2. Asking for favors is a good reason to keep in touch with people
If you interact with someone on a regular basis, they will feel involved in your success. They will gladly help you.
If you only contact someone when you want help, they will get annoyed. They might help once, but never again.
Podcast Host Jordan Harbinger made that clear to me a few years ago when I interviewed him in ukbusinessupdates.com. You can’t take your network for granted, he said.
That’s why he actively keeps his network warm – and even uses a CRM for that. (CRMs, or Customer Relationship Management, is a tool salespeople use to keep their leads organized.) “The CRM reminds me when I haven’t been in touch with someone for a certain amount of time – I set it to three or six months – and then I just check in via text or email,” Jordan told me. “I’ll ask how they’re doing, tell me a bit about me, and that’s it. It won’t take much time.”
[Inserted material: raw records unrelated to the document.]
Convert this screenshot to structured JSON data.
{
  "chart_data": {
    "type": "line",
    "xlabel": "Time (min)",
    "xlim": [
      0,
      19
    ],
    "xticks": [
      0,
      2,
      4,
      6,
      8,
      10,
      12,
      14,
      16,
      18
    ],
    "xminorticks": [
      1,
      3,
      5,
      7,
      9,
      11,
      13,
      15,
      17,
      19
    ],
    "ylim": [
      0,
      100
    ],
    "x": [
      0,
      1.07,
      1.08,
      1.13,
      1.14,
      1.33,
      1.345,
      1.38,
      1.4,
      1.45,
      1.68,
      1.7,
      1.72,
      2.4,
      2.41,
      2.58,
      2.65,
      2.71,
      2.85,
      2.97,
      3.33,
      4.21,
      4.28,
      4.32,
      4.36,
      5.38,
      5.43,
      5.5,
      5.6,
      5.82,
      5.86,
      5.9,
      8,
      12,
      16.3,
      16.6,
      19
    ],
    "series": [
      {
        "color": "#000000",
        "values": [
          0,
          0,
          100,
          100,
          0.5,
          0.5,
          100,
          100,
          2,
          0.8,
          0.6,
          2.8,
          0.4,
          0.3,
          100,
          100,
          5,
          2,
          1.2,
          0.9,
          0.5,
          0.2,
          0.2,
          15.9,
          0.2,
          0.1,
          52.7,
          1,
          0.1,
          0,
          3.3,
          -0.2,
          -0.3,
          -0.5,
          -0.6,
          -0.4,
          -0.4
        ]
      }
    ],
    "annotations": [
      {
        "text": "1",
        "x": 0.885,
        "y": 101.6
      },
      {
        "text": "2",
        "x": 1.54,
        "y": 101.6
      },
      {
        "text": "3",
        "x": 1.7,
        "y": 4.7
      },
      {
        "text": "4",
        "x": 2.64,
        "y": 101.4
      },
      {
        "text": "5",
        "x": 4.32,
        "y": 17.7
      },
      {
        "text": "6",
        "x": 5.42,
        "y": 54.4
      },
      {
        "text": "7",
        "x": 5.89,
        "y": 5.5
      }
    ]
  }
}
I’ve followed that advice myself, albeit with a little less rigor. I made a spreadsheet called “Good Contacts” a few years ago and now enter everyone I want to keep in touch with. I regularly go through it and contact people I haven’t spoken to in a while.
This is nice! Yeah, fine, there’s a selfish element to it – I was hoping they’d help me with the book. But it also allowed me to keep up with interesting people, help them with their own projects and build lasting relationships.
3. Rejection is drowned out by love
Here’s something I could once admit to myself: I didn’t ask people for favors because I was afraid of being rejected.
I wasn’t really afraid of the word ‘no’. I’ve heard that often enough. Instead, I was afraid to change the nature of my relationships with people.
After all, rejection changes things! It’s like trying to kiss someone who doesn’t love you. From that moment on there is almost no turning back. And I kept thinking – do I want to risk this connection by asking the favor?
But then I did it. So let me tell you what happened.
People were overwhelmingly happy to help. My best relationships were strengthened.
A few people said no, or just haunted. These were not friends I knew well, but more warm work acquaintances. Over the years I have helped a very large podcaster and we exchanged many nice emails. But when I asked to be on this person’s show, they said no to my publicist and never responded directly to me. I think that’s the end of that relationship.
But you know what? That’s fine. We have many people in our lives – we don’t have to count the selfish ones.
So now I ask you for something:
If you haven’t already, please buy a copy of my book Building for tomorrow straight away! It will help you build a more fulfilling life and career…
And let’s be honest – I feel good about it too.